The dollar hit a one-month high as Treasury yields climbed on growing speculation that the Federal Reserve may be reticent about cutting interest rates as early as March.
“We see the rebound in the dollar as a reflection of rates markets reducing their rate-cut expectations,” said Kristoffer Kjaer Lomholt, head of FX research at Danske Bank in Copenhagen. “The US economy looks to be on a stronger footing than most peers, which is also contributing to the investment case of being long US assets.” A possible pivot to rate cuts by the Fed has been the center of market attention after inflation slowed from its peak in mid-2022. This has ramped up bets for aggressive Fed easing this year, although a growing number of market participants believe this move may have been overdone.
Investors are awaiting a speech by Fed Governor Christopher Waller scheduled for Tuesday after Chair Jerome Powell gave a clear signal in December that a series of rate cuts was in the pipeline for 2024.
Threats stemming from lingering inflation and geopolitical risks will prevent the ECB from lowering interest rates this year, Governing Council member Robert Holzmann said in an interview.

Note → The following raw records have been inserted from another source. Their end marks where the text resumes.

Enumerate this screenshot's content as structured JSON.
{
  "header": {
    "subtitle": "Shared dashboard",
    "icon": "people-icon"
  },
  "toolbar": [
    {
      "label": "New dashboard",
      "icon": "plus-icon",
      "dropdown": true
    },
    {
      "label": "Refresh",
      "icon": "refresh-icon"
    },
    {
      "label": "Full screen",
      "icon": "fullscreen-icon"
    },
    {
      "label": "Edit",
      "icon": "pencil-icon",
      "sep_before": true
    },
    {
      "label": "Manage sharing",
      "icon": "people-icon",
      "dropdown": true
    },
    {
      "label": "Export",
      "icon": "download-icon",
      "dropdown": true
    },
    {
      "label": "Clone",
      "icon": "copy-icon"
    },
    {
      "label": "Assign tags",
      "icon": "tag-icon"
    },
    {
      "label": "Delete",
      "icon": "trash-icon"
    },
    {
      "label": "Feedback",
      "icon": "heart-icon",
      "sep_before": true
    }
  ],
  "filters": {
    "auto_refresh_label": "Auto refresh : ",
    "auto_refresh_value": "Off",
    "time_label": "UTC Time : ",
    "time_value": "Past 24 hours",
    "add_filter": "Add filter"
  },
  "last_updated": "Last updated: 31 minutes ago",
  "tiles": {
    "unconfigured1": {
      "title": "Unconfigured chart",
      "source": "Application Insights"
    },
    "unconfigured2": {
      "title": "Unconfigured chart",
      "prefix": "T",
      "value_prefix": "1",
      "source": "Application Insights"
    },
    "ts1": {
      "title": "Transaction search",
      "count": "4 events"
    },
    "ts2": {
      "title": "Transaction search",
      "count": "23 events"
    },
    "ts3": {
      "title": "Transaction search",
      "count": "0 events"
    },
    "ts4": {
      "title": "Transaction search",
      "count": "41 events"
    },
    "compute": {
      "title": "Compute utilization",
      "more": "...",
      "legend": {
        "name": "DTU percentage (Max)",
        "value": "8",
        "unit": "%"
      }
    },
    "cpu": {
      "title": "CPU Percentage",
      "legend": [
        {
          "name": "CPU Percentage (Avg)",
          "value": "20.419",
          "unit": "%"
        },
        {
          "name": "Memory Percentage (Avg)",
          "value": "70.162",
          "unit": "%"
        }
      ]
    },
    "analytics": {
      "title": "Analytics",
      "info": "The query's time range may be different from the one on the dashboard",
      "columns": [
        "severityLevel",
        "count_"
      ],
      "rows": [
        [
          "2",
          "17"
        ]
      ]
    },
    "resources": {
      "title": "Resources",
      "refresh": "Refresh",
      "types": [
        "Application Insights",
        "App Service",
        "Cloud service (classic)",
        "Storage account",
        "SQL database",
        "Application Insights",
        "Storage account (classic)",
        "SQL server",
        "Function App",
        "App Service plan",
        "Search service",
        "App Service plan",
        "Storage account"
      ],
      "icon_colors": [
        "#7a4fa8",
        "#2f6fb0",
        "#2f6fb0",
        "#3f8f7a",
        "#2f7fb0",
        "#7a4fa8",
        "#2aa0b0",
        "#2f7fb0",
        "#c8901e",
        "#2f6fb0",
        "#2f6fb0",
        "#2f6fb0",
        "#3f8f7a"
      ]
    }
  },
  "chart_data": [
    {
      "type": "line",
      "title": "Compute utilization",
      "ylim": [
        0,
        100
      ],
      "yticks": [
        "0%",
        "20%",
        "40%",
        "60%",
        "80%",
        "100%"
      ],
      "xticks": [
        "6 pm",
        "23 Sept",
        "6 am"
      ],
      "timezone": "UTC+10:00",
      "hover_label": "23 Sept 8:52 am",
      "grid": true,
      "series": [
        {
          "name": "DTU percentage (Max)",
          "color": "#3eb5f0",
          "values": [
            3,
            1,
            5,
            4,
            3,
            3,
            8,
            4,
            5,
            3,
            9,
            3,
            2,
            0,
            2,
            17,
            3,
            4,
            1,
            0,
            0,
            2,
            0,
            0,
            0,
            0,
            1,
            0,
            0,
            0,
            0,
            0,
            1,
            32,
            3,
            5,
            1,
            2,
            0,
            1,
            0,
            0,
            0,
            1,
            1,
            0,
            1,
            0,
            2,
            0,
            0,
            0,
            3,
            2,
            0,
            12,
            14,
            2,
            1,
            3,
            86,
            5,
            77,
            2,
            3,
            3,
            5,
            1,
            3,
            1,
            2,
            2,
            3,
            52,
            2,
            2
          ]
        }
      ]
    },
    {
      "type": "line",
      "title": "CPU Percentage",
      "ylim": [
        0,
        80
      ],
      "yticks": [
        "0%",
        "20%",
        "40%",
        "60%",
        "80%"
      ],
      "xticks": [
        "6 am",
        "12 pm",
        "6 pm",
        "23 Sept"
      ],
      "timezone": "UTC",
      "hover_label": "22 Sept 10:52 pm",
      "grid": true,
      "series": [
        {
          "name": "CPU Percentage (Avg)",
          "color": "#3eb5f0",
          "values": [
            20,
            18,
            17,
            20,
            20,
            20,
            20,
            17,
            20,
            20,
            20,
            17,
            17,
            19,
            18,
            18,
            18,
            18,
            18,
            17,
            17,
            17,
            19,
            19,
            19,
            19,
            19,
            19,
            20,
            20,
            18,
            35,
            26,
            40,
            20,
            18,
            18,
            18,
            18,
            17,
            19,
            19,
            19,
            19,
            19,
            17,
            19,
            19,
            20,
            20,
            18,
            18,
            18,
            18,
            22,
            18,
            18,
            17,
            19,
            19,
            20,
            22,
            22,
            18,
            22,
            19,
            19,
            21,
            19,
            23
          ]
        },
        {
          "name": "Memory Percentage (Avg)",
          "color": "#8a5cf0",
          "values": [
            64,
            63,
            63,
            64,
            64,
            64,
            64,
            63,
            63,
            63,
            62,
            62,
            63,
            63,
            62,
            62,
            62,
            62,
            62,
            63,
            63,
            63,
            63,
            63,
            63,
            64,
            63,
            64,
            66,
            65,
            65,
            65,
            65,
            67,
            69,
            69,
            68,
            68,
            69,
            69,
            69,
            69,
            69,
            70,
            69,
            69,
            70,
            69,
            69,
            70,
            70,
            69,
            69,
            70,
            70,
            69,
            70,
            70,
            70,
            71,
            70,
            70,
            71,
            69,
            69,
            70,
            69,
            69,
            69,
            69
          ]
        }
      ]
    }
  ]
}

Treasuries look vulnerable after traders priced in what looks like too many interest-rate cuts from central banks, said Kellie Wood, deputy head of fixed income at Schroders Plc in Sydney. Her firm recently took profit on long positions in bonds, while maintaining bets on a steeper curve and holding inflation-linked debt. “Close to seven cuts this year seems excessive,” Wood said, after traders priced in as much as 170 basis points of reductions in the Fed rate on Friday. “The front end is overbought on positioning and loaded with profit, so that could signal a reversal” is coming, she added.